We remember how one remarkable Currin piece struck us, in this manner, at Andrea Rosen's old SoHo space, almost a decade ago.

This was Currin's series about a Swiss lust muffin and one painting depicted the lass at the bottom of a clothed stack that seemed to be her family.

The not-so-clear implication was that members of the gang, each enveloped in a dreamy smile, were buggering each other.

But so many unique attributes, redolent of the history of painting east and west, stand out in John Currin's work. Currin is conservative in the best sense of the world: he seeks to perceive what is authentic within the purview of his bent vision, and what is authentic to Currin is the unclassifiability of desire and the conviction that all life is essentially erotic.

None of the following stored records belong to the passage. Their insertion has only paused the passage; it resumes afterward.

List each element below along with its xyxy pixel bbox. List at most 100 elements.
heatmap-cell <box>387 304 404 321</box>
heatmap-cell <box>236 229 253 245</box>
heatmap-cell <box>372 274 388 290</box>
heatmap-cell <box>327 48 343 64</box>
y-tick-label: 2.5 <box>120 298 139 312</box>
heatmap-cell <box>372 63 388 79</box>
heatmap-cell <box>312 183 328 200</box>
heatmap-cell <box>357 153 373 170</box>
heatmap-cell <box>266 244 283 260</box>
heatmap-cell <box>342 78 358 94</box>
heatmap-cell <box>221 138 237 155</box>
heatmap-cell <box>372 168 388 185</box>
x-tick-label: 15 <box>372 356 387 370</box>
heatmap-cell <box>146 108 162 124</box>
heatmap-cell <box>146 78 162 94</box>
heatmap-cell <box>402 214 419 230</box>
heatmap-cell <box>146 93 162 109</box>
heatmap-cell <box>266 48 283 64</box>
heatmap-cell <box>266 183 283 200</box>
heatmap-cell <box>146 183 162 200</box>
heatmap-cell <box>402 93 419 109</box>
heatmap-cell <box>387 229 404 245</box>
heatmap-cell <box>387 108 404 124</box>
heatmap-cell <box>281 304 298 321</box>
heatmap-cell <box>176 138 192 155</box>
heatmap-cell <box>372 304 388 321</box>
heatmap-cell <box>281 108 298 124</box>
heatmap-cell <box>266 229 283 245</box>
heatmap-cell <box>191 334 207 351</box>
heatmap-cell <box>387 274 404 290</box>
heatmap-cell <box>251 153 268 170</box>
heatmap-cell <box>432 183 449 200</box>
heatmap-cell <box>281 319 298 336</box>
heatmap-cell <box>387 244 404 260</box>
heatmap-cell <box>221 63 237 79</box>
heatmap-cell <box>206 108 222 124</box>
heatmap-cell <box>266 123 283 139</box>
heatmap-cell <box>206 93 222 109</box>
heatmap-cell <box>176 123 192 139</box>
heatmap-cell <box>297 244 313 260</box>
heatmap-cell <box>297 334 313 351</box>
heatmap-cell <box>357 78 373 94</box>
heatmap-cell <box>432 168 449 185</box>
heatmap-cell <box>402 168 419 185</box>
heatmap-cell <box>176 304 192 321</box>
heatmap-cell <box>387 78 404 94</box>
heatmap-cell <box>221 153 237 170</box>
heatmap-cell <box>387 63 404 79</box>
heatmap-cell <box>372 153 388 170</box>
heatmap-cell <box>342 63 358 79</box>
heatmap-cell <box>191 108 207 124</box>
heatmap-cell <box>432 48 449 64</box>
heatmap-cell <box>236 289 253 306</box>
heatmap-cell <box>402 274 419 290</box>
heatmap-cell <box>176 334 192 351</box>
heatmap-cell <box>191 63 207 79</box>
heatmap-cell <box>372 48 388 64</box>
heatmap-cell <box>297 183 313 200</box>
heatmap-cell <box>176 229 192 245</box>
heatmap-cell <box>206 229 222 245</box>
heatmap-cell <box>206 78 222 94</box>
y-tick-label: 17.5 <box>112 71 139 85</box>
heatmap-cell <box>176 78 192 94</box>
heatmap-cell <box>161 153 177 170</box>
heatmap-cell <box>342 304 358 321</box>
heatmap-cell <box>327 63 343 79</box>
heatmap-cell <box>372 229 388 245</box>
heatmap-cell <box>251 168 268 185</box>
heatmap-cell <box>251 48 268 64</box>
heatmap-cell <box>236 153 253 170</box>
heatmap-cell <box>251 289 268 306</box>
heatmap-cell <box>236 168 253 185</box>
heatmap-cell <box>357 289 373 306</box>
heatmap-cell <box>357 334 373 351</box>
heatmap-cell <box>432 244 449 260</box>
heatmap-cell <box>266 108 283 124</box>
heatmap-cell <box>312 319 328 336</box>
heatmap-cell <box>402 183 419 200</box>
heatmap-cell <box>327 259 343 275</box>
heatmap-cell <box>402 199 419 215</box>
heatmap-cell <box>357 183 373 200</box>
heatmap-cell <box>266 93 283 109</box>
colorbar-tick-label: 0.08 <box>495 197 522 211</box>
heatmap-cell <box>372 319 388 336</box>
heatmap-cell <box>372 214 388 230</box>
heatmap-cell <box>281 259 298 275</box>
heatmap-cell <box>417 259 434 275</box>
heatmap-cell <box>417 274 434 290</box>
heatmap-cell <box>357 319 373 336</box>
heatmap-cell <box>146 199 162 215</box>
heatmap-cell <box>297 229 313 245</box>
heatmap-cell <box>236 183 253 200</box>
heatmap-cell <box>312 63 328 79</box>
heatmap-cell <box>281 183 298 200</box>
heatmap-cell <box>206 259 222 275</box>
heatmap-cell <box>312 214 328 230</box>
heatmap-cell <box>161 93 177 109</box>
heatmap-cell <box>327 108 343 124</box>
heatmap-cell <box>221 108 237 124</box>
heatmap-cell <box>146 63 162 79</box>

Other than Currin's stated template, Lucius Cranach the Elder, the piece that best approximates Currin's enduring genius is Vermeer's Girl in the Red Hat, in which the attenuated red fur of the hat begs to be taken sexually, with permission from its wearer's smile.

This sensuous aspect of Currin's work drives the politically correct art elite nuts, much as his limpid palette, so reminiscent of Wayne Thiebaud, leads to accusations that John can't paint.

Nuts to that -- if ever there were a collector's artist ripe for Sotheby's, it is Currin. We advise not only buying his new work, seeking to deal his old work, and even tracking down early Currin gems from his Yale days, we also advise snapping up the work of his ex-muse and current wife, Rachel Feinstein, who is as profound an innovator in the sculptural realm as her husband is in painting.

Feinstein's extraordinary crucifixion scene, exhibited at Friedrich Petzel Gallery (on loan from Marianne Boesky Gallery), was easily the greatest piece created and shown last season in Chelsea.

The pictures in Vogue, the attendant glitz, the prejudices of myopic baby-boomer auction experts easily obscure two welcome facts: that Rachel Feinstein and John Currin are the first truly equal art couple since O'Keeffe and Stieglitz, and that John Currin has already surpassed Rosenquist, Indiana, Wesselmann, Thiebaud, Diebenkorn and others in auction-market desirability.

Don't "hold," baby, buy!


CHARLIE FINCH is co-author of Most Art Sucks: Five Years of Coagula (Smart Art Press).